Couple devote lives to rescuing animals (video)

Sonny Long

Sept. 19, 2013 at 4:19 a.m.

Margie Hull comforts Squeaky, one of nine dogs the Hulls take care of. Squeaky was found with an injured foot and can only walk on three legs.

Margie Hull comforts Squeaky, one of nine dogs the Hulls take care of. Squeaky was found with an injured foot and can only walk on three legs.

NORDHEIM - Pat Hull rescued his first animals more than 75 years ago.

"I was walking home from school when I was 6 years old, and a lady handed me a burlap sack with kittens in it," said Hull, now 82.

"I took them home, and my mother wasn't real happy about it. It was the Depression, and we barely had enough food for ourselves."

That incident as a child stuck with Hull.

Around the small DeWitt County town of Nordheim, Hull and wife, Margie, have been taking in strays for years, paying for them to be spayed or neutered and trying to find homes for them.

"He's our unofficial animal control officer," joked Nordheim Mayor Kathy Payne. "But seriously, Pat does a great job taking care of animals that have been discarded by others.

"Besides taking care of the strays, if a family can't afford to have their dog spayed or neutered, he takes care of it. I commend him for that."

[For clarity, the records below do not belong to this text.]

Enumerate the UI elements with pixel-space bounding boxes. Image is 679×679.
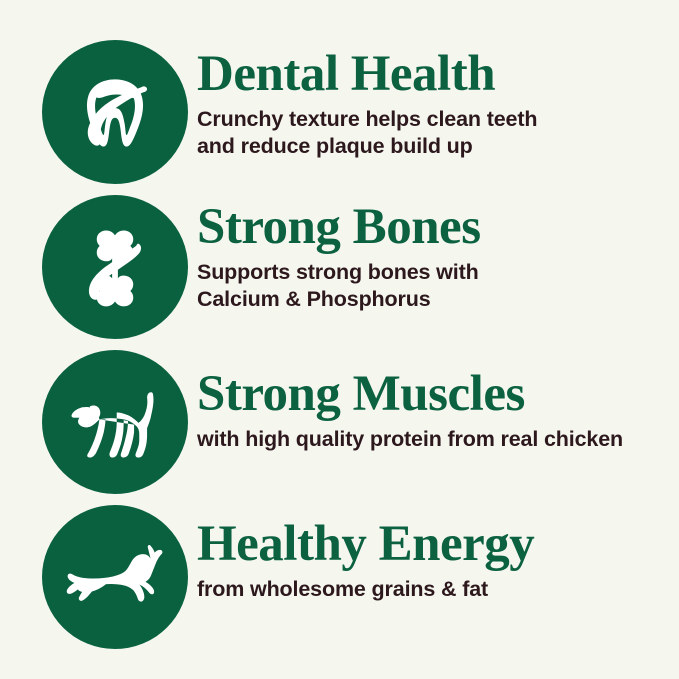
bone-swoosh-icon-badge [42,195,188,339]
standing-dog-icon-badge [42,350,188,494]
benefit-heading: Healthy Energy [197,520,667,569]
benefit-heading: Strong Bones [197,203,667,252]
tooth-leaf-icon [67,64,163,160]
benefit-subtext-line: Supports strong bones with [197,259,667,287]
benefit-subtext: Crunchy texture helps clean teeth and re… [197,99,667,161]
benefit-text-strong-bones: Strong Bones Supports strong bones with … [197,203,667,314]
running-dog-icon-badge [42,505,188,649]
running-dog-icon [60,522,170,632]
benefit-heading: Strong Muscles [197,370,677,419]
standing-dog-icon [63,370,167,474]
benefit-subtext-line: with high quality protein from real chic… [197,426,677,454]
benefit-text-strong-muscles: Strong Muscles with high quality protein… [197,370,677,453]
benefits-infographic: Dental Health Crunchy texture helps clea… [0,0,679,679]
benefit-subtext: with high quality protein from real chic… [197,419,677,454]
tooth-leaf-icon-badge [42,40,188,184]
benefit-subtext-line: Calcium & Phosphorus [197,286,667,314]
benefit-text-healthy-energy: Healthy Energy from wholesome grains & f… [197,520,667,603]
benefit-heading: Dental Health [197,50,667,99]
benefit-subtext: Supports strong bones with Calcium & Pho… [197,252,667,314]
bone-swoosh-icon [67,219,163,315]
benefit-subtext-line: from wholesome grains & fat [197,576,667,604]
benefit-subtext-line: and reduce plaque build up [197,133,667,161]
benefit-subtext-line: Crunchy texture helps clean teeth [197,106,667,134]
benefit-text-dental-health: Dental Health Crunchy texture helps clea… [197,50,667,161]
benefit-subtext: from wholesome grains & fat [197,569,667,604]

Hull said he doesn't pay for spaying or neutering to help the pet owners.

"I don't do it for them. I do it for the animals," he said. "I have more feelings for animals than I do a lot of human beings."

Hull, who grew up in Alice, is a former coach and educator in the Crossroads, including stops as a football coach in Yorktown and basketball coach in Nordheim.

His love for animals comes naturally, he said.

"I don't know if it's inborn or what," Hull said. "I can't stand to see an animal hungry or uncared for. I can't pass them up. We keep carriers in the truck.

"They can't take care of themselves."

Hull's partner in caring is his wife of 45 years, Margie Hull.

"We try to adopt them all out, but right now, we've got 14 or 15 dogs at our house," his wife said. "And four cats.

"We name them all. Sometimes, they have funny names, but we name them."

As an example, she said, the most recent eighth dog they took in was dubbed "Henry," as in Henry the Eighth.

The Hulls estimate they've rescued thousands of animals since they moved to the Nordheim area in the mid-70s.

"There's been so many," Pat Hull said. "People dump them in town or out in the country, and we'll find them. Sometimes, they dump them near our house because they know we'll take them in."

Besides the sheer numbers, another difficulty, the Hulls admit, is their advancing age. Pat Hull suffered a stroke in 2010, paralyzing him on the left side, and had knee replacement surgery this past April.

"We're getting old," his wife said. "Some of those animals are going to outlive us. Then what?"

To help answer that question, the Hulls are attempting to organize a Yorktown-Nordheim Humane Society to get some assistance with the stray animal problem.

The Hulls said they appreciate the cooperation they have gotten from the Dorothy O'Connor Pet Adoption Center and Adopt-A-Pet in Victoria.

"It's hard because there are just so many," Hull said.

His relationship with animals over the years has made Hull realize at least one thing.

"If most people were as loyal as dogs, it would be a better world."